Não é preciso que o universo inteiro se arme para o aniquilar: um vapor,
uma
gota de água, bastam para o matar. Mas quando o universo o aniquilasse, o
homem
seria ainda mais nobre do que o que o mata, porque sabe que morre, e a
superioridade que o universo tem sobre ele; o universo não sabe nada
disso." [10].
A visão
cientificista da realidade, junto com o homem, retira subitamente do
centro do
universo inclusive Cristo. Ele é reduzido, por usar uma expressão de M.
Blondel, a "um acidente histórico, isolado do cosmo como um episódio
postiço, um intruso ou um perdido na imensidão hostil e esmagadora do
Universo" [11].
Esta visão
do homem começa a ter reflexos práticos na cultura e na mentalidade.

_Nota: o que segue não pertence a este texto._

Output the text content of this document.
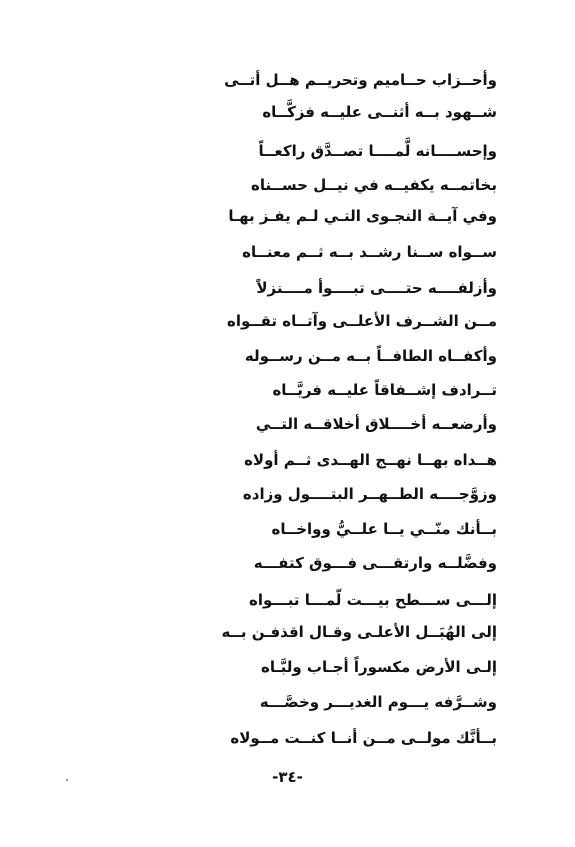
وأحــزاب حــاميم وتحريــم هــل أتــى
شــهود بــه أثنــى عليــه فزكَّــاه
وإحســــانه لَّمــــا تصــدَّق راكعــاً
بخاتمــه يكفيــه في نيــل حســناه
وفي آيــة النجـوى التـي لـم يفـز بهـا
ســواه ســنا رشــد بــه ثــم معنــاه
وأزلفــــه حتــــى تبــــوأ مــــنزلاً
مــن الشــرف الأعلــى وآتــاه تقــواه
وأكفــاه الطافــاً بــه مــن رســوله
تــرادف إشــفاقاً عليــه فريَّــاه
وأرضعــه أخــــلاق أخلاقــه التــي
هــداه بهــا نهــج الهــدى ثــم أولاه
وزوَّجــــه الطــهــر البتــــول وزاده
بــأنك منّــي يــا علــيُّ وواخــاه
وفضَّلــه وارتقـــى فـــوق كتفـــه
إلـــى ســـطح بيـــت لّمـــا تبـــواه
إلى الهُبَــل الأعلـى وقـال اقذفـن بــه
إلـى الأرض مكسوراً أجـاب ولبَّـاه
وشــرَّفه يـــوم الغديـــر وخصَّـــه
بــأنَّك مولــى مــن أنــا كنــت مــولاه
-٣٤-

Explicam-se assim certos excessos do ecologismo que tendem a equiparar
os
direitos dos animais e até das plantas aos direitos do homem. É sabido
que
existem animais mais bem cuidados e alimentados que milhões de crianças.
A
influência é sentida inclusive no campo religioso. Há formas difusas de
religiosidade nas quais o contato e a sintonia com a energia do cosmo
tomaram o
lugar do contato com Deus como caminho de salvação. Aquilo que Paulo
dizia de
Deus: "Pois nele vivemos, nos movemos e existimos" (At. 17, 28), diz
aqui do cosmo material.
De certa
forma, trata-se do retorno à era pré-cristã como regime de vida: Deus -
universo - homem, à qual a Bíblia e o Cristianismo opuseram o regime:
Deus -
homem - universo. Uma das acusações mais violentas que o pagão Celso faz
aos
judeus e cristãos é a de dizer que "há Deus e, logo depois dele, nós,
desde que fomos criados por ele à sua semelhança; tudo nos é
subordinado: a
terra, a água, o ar, as estrelas, tudo existe por nós e está ordenado ao
nosso
serviço" [12].
Mas há
ainda uma profunda diferença: no pensamento antigo, principalmente o
grego, o
homem, mesmo subordinado ao universo, possui uma 'dignidade altíssima',
como
mostrou a obra magistral de Max Pohlenz, "O homem grego" [13]; aqui
parece que há prazer em deprimir o homem e tirar dele qualquer pretensão
de
superioridade sobre o resto da natureza. Mais que "humanismo ateu",
pelo menos a partir deste ponto de vista, deveríamos falar, no meu modo
de ver,
de anti-humanismo, ou mesmo "desumanismo ateu".
Chegamos
agora à visão cristã. Celso não estava errado em derivá-la da grande
afirmação
do Gênesis 1, 26 sobre o homem criado "à imagem e semelhança de Deus
[14].
A visão bíblica encontra sua mais esplêndida expressão no Salmo 8:
"Quando
olho para o teu céu, obra de tuas mãos,
vejo a lua
e as estrelas que criaste:
Que coisa é
o homem, para dele te lembrares,
que é o ser
humano, para o visitares?
No entanto
o fizeste só um pouco menor que um deus,
de glória e
de honra o coroaste.
Tu o
colocaste à frente das obras de tuas mãos.
Tudo
puseste sob os seus pés".
A criação
do homem à imagem de Deus possui implicações de certa forma chocantes
sobre o
conceito de homem que o debate atual nos empurra a trazer à luz. Tudo se
baseia
na revelação da Trindade trazida por Cristo. O homem é criado à imagem
de Deus,
o que significa que ele compartilha a essência íntima de Deus que é a
relação
amorosa entre Pai, Filho e Espírito Santo. É claro que existe uma lacuna
ontológica
entre Deus e a criatura. No entanto, pela graça, (jamais esqueçam esta
afirmação!) esta lacuna é preenchida, de modo que é menos profunda do
que entre
o homem e o resto da criação.
Somente o
homem, de fato, como uma pessoa capaz de relacionar-se, participa da
dimensão
pessoal e relacional de Deus, é sua imagem. O que significa que, na sua
essência, embora a um nível de criatura, é o que, no nível incriado, são
o Pai,
o Filho e o Espírito Santo, em sua essência. A pessoa criada é "pessoa"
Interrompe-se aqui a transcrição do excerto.